Actress Courteney Cox, of Friends fame, discovered in the US version of the show, that she is related, through a 13th
century feudal English baron, to King John. And she's American.
In the latest British series, comedian
Greg Davies found he is related to the first Prince of Wales in the 12th century, which gave him ideas of grandeur, until he discovered this Prince of Wales put it about a bit and half of Wales can lay claim to being his progeny.
Danny Dyer is a direct descendant to Edward III, Derek Jacobi's roots go back to a French financier at the court of the Sun King Louis XIV in 17th century France, Frances de la Tour found she comes from English aristocracy and even John Bishop's great great grandfather had a story to tell after getting captured in the Crimean War and becoming a POW.
So why is my family tree so sparse on royal connections,
power and influence?
My roots contain mainly labourers, textile workers and coal miners. The most exotic claim I've got is that both my great grandfathers, on my mother's side, were journeymen maltsters. Which might explain my love of ale.

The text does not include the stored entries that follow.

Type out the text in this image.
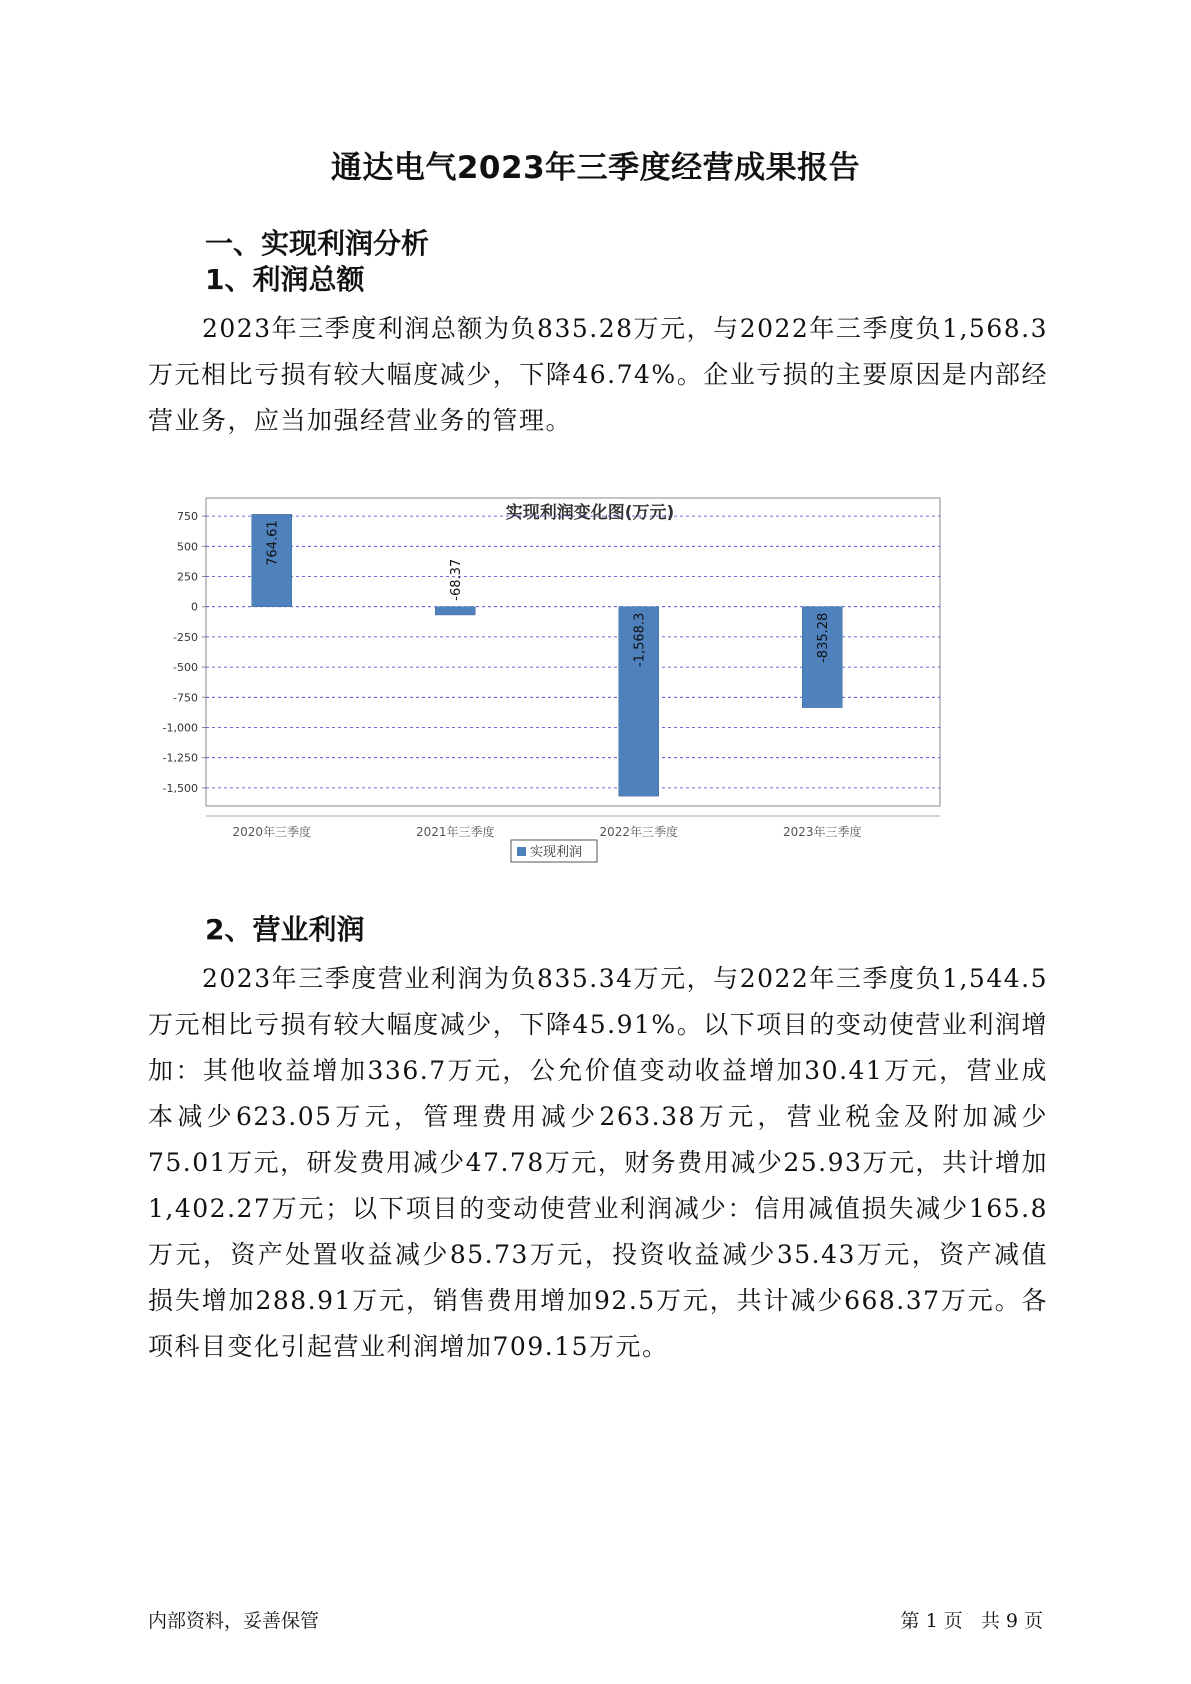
通达电气2023年三季度经营成果报告
一、实现利润分析
1、利润总额

2023年三季度利润总额为负835.28万元，与2022年三季度负1,568.3万元相比亏损有较大幅度减少，下降46.74%。企业亏损的主要原因是内部经营业务，应当加强经营业务的管理。

实现利润变化图(万元)
750
500
250
0
-250
-500
-750
-1,000
-1,250
-1,500
764.61
2020年三季度
-68.37
2021年三季度
-1,568.3
2022年三季度
-835.28
2023年三季度
实现利润
2、营业利润

2023年三季度营业利润为负835.34万元，与2022年三季度负1,544.5万元相比亏损有较大幅度减少，下降45.91%。以下项目的变动使营业利润增加：其他收益增加336.7万元，公允价值变动收益增加30.41万元，营业成本减少623.05万元，管理费用减少263.38万元，营业税金及附加减少75.01万元，研发费用减少47.78万元，财务费用减少25.93万元，共计增加1,402.27万元；以下项目的变动使营业利润减少：信用减值损失减少165.8万元，资产处置收益减少85.73万元，投资收益减少35.43万元，资产减值损失增加288.91万元，销售费用增加92.5万元，共计减少668.37万元。各项科目变化引起营业利润增加709.15万元。

内部资料，妥善保管	第 1 页   共 9 页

Most of my ancestors came from Ireland to escape famine. They were looking for a better life but, judging from the records I've sifted through, all they found was hardship. There is something intrinsically tragic when a 21-year-old groom (miner) and 20-year-old bride (domestic) and both witnesses made their marks because they couldn't read or write on a wedding form in 1857. A certificate signed in hope but which led to a life of struggle, hard work and poverty.
If I have one heroine in my past, it has to be Eliza Reeve, my great great great grandmother. Her husband died young and she became a matriarch that held the family together as head of household, living in such salubrious places as Salt Pie Alley. She was born in 1800 and died 84 years later.
I've searched diligently, but the only claim to any fame was a literary connection: my Irish ancestors once lodged in Shakespeare Yard in Chesterfield. I was born in Cheapside, Wakefield, which says it all.
My wife's background is far more exotic, with Italian, Flemish and Irish ancestry that includes a First World War VC, and an English strand to aristocracy and Hanging Judge Jeffreys in the 17th
century. He sentenced 170 prisoners to death after the Monmouth Rebellion.
On the whole, I prefer my connection to Eliza Reeve.